The Hash of Crouch Ende Towen

Rutilius Namatianus affirmed that the Druids invested all contiguous objects with their peculiar evil, so that anyone who touched so much as the hem of their robes was in deadly danger of becoming a partaker of their fallen divinity.

Lucian Brown, The Cromlech Jeelos (Frank Belknap Long)

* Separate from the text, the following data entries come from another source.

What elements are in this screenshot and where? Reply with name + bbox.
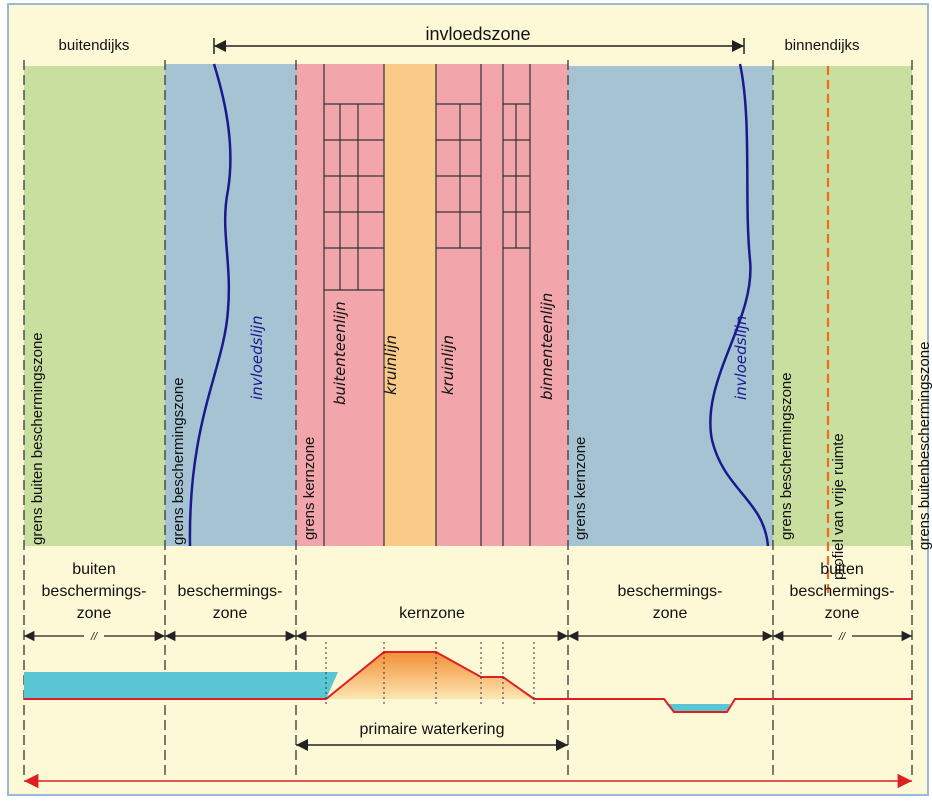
label-boundary-protection-left: grens beschermingszone <box>170 377 187 545</box>
outer-protection-band-right <box>773 66 912 546</box>
zone-core: kernzone <box>399 605 465 622</box>
label-inside: binnendijks <box>784 37 859 54</box>
label-outer-toe-line: buitenteenlijn <box>331 301 349 405</box>
zone-protection-right-l2: zone <box>653 605 688 622</box>
protection-band-right <box>568 66 773 546</box>
label-inner-toe-line: binnenteenlijn <box>538 293 556 400</box>
label-primary-barrier: primaire waterkering <box>360 721 505 738</box>
zone-outer-protection-right-l3: zone <box>825 605 860 622</box>
zone-protection-right-l1: beschermings- <box>618 583 723 600</box>
label-crown-line-2: kruinlijn <box>439 335 457 395</box>
zone-outer-protection-left-l3: zone <box>77 605 112 622</box>
label-free-space-profile: profiel van vrije ruimte <box>830 433 847 580</box>
zone-outer-protection-left-l1: buiten <box>72 561 116 578</box>
label-boundary-core-right: grens kernzone <box>572 437 589 540</box>
label-boundary-protection-right: grens beschermingszone <box>778 372 795 540</box>
influence-line-left <box>188 63 232 547</box>
label-boundary-core-left: grens kernzone <box>301 437 318 540</box>
outside-water <box>24 672 338 699</box>
dike-cross-section <box>24 642 912 713</box>
label-outside: buitendijks <box>59 37 130 54</box>
label-influence-line-right: invloedslijn <box>732 316 750 400</box>
zone-names: buiten beschermings- zone beschermings- … <box>42 561 895 622</box>
label-boundary-outer-protection-left: grens buiten beschermingszone <box>29 332 46 545</box>
break-mark-right: // <box>838 631 846 643</box>
outer-protection-band-left <box>24 66 165 546</box>
influence-line-right <box>709 63 770 547</box>
zone-protection-left-l1: beschermings- <box>178 583 283 600</box>
zone-bands <box>24 64 912 546</box>
core-band-pink-right <box>436 64 568 546</box>
zone-outer-protection-right-l1: buiten <box>820 561 864 578</box>
zone-outer-protection-left-l2: beschermings- <box>42 583 147 600</box>
label-boundary-outer-protection-right: grens buitenbeschermingszone <box>916 342 932 550</box>
zone-outer-protection-right-l2: beschermings- <box>790 583 895 600</box>
crown-band <box>384 64 436 546</box>
ditch-water <box>666 704 730 712</box>
label-crown-line-1: kruinlijn <box>382 335 400 395</box>
core-lines <box>323 64 531 546</box>
ground-profile <box>24 651 912 713</box>
break-mark-left: // <box>90 631 98 643</box>
label-influence-line-left: invloedslijn <box>248 316 266 400</box>
core-grid-ticks <box>324 103 530 291</box>
label-influence-zone: invloedszone <box>425 24 530 44</box>
zone-protection-left-l2: zone <box>213 605 248 622</box>
dike-body <box>326 652 534 699</box>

The Hash of Crouch Ende Towen

Of the hash of Crouch Ende Towen
Much amiss was spoken
From witchery, to weakening
To covenants long-broken.
Knowing little, suspecting much,
The townsfolk feared the worst
Certain only of one thing:
The Druids' food was cursed!

Potatoes— Nightshade's cousin— formed
The basis of their feast
Dug from dirt, and chopped in cups
In number nine at least.
Also from dirt, the onions wer't
Ceremoniously tore
And cut right up, for Druids' sup
In cups that numbered four.

'Twas not complete without the meat—
A most horrific roast—
The mystery of the meat's true source:
That riled the townsfolk most!
Four hours in a pagan oven
Then sliced across the grain
To aromatic, savory shreds
That filled cupmeasures twain.

Into a skillet, piping hot
Chopped spuds and oil were cast
To simmer thirty minutes,
Well-stirred until the last.
Oil and onions then flung in
As Druids leapt about
In widdershin rotation
To keep the godly out.

Ten minutes more, and then the meat
Was added to the lot
To cook five minutes more at
The dance's focal spot.
More water then, and extra salt,
And brought back to the boil
Covered, simmered; thirty minutes
Rewards the Druids' toil.

Of the hash of Crouch Ende Towen
Nothing more is known.
The little town is empty,
The Druids dwell alone.
When they said the hash was cursed,
The townsfolk never lied:
Lured by the smell, they supped as well,
And ate it 'til they died.

2015

Author’s Note

Inspired by an apocryphal quote from Frank Belknap Long, an evocative phrase in a Steven King story and a very old family recipe for corned beef hash.